La nature et l’étendue des activités qui tombent sous le chapeau des F-A sont considérables. Il peut s’agir de fusions partielles ou complètes, d’alliances stratégiques, de coentreprises ou de jv (Joint Ventures)[12], de fusions verticales ou horizontales, ou encore de simples regroupements entre deux entités avec création d’une troisième société codétenue et responsable d’un secteur particulier d’activités[13]. Les fusions horizontales visent à accroître la part du marché entre deux ou plusieurs entreprises oeuvrant généralement dans un même secteur[14]. Par exemple, un resserrement d’activités entre des producteurs de gaz, des vendeurs de gaz en gros, des sociétés de distribution locales, et des sociétés pipelinières. Les fusions verticales se traduisent généralement par la fusion de deux entités distinctes en une seule, afin d’accroître la compétitivité des entreprises sur un plan national ou international, grâce à l’ajout de capacités additionnelles à des niveaux différents dans la chaîne de production. Les sociétés pétrolières chargées de l’exploration et de la production en amont, mais qui contrôlent aussi le secteur des raffineries en aval, sont un bon exemple d’intégration verticale. Dans ces conditions, il est bien évident que les opérations d’intégration verticale visent certes à favoriser la concurrence, mais si toutes les sociétés sont absorbées, la concurrence disparaît automatiquement du même coup. Ce qui transforme la situation en marché de monopole ou d’oligopolie[15].

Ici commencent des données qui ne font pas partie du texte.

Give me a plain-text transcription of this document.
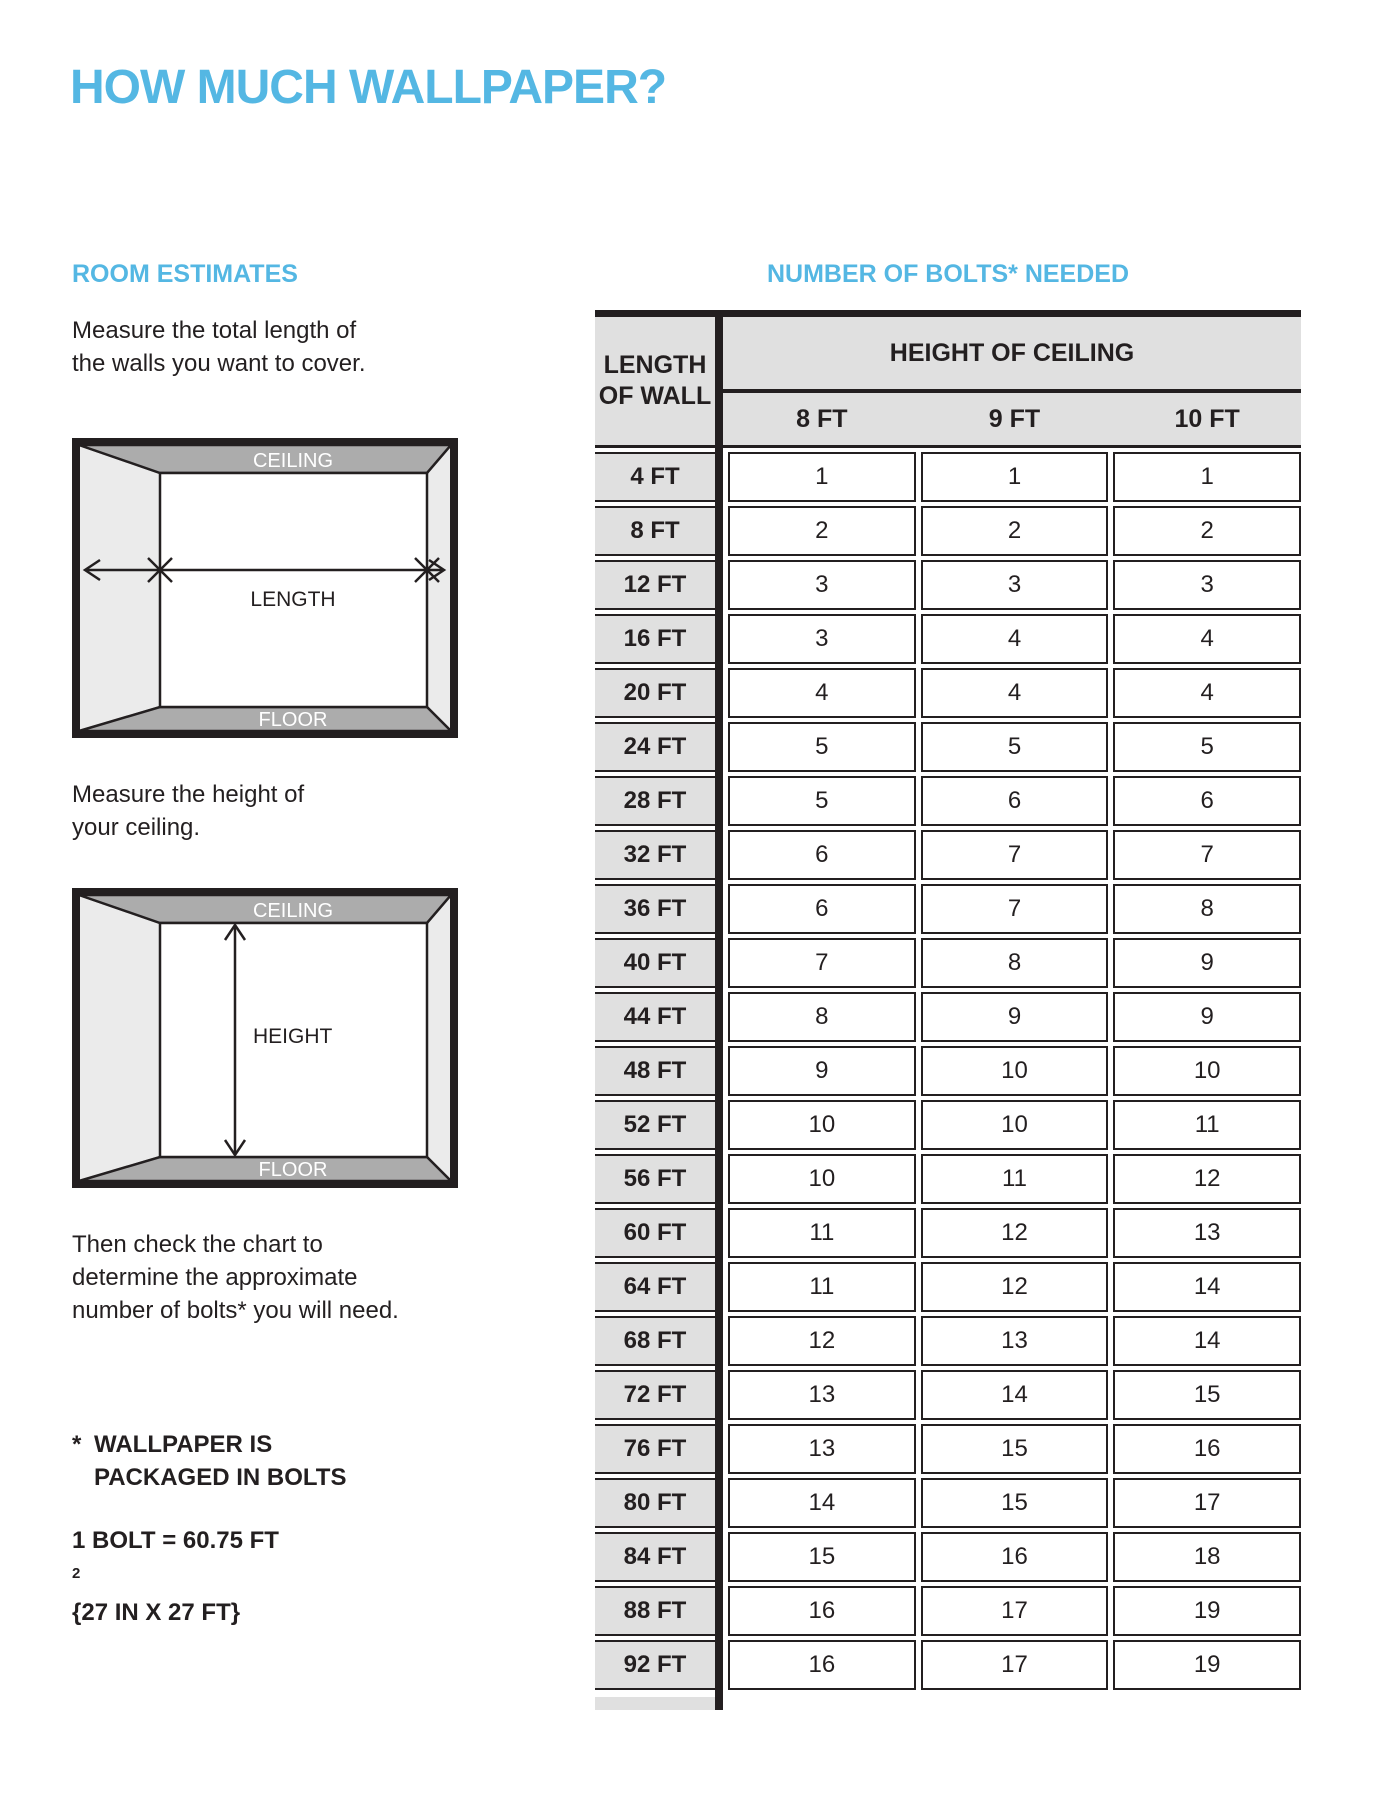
HOW MUCH WALLPAPER?
ROOM ESTIMATES
Measure the total length of
the walls you want to cover.
CEILING
FLOOR
LENGTH
Measure the height of
your ceiling.
CEILING
FLOOR
HEIGHT
Then check the chart to
determine the approximate
number of bolts* you will need.
* WALLPAPER IS
PACKAGED IN BOLTS
1 BOLT = 60.75 FT
$^2$
{27 IN X 27 FT}
NUMBER OF BOLTS* NEEDED
LENGTH
OF WALL
HEIGHT OF CEILING
8 FT	9 FT	10 FT
4 FT	1	1	1
8 FT	2	2	2
12 FT	3	3	3
16 FT	3	4	4
20 FT	4	4	4
24 FT	5	5	5
28 FT	5	6	6
32 FT	6	7	7
36 FT	6	7	8
40 FT	7	8	9
44 FT	8	9	9
48 FT	9	10	10
52 FT	10	10	11
56 FT	10	11	12
60 FT	11	12	13
64 FT	11	12	14
68 FT	12	13	14
72 FT	13	14	15
76 FT	13	15	16
80 FT	14	15	17
84 FT	15	16	18
88 FT	16	17	19
92 FT	16	17	19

En règle générale, ce sont les fusions horizontales qui sont soumises à la loupe de l’oeil scrutateur des organismes de réglementation. Ces derniers doivent s’assurer du respect des lois sur la concurrence et protéger le consommateur contre les abus de position dominante. Ils veillent donc à ce que les regroupements proposés n’entachent pas les lois du « pouvoir du marché[16] ». Aux États-Unis, la ferc (Federal Energy Regulatory Commission) est concernée au premier plan, mais d’autres organismes sont aussi impliqués, tels la ftc (Federal Trade Commission), le doj (Department of Justice)[17] – notamment en ce qui concerne les lois antitrust –, l’irs (Internal Revenue Service), voire la nrc (Nuclear Regulatory Commission), si les activités sont à caractère nucléaire. Au Canada, c’est essentiellement le Bureau de la concurrence (bc) qui examine les demandes en matière de fusions et d’acquisitions. Dans le domaine de l’énergie, l’oné (Office national de l’énergie) reste un acteur de premier plan. L’oné est un tribunal de réglementation indépendant, investi de fonctions de réglementation et de conseil en matière de construction et d’exploitation de pipelines, mais aussi de commerce international du pétrole, du gaz et de l’électricité[18].

Les fusions et acquisitions se situent donc à la charnière de deux phénomènes différents dont l’un vise à accroître la compétitivité des entreprises, et l’autre à définir des normes communes pour protéger le citoyen et le consommateur, – et de plus en plus l’environnement –, grâce à l’édiction de normes et de réglementations gouvernementales, provinciales, ou locales. Les deux volets ne font pas toujours bon ménage. En outre, certaines fusions réussissent, d’autres échouent, et enfin certaines sont laissées en plan, tout simplement parce que les conditions économiques ont rapidement évolué ou encore parce que l’une ou l’autre des parties à la transaction projetée s’est désistée[19].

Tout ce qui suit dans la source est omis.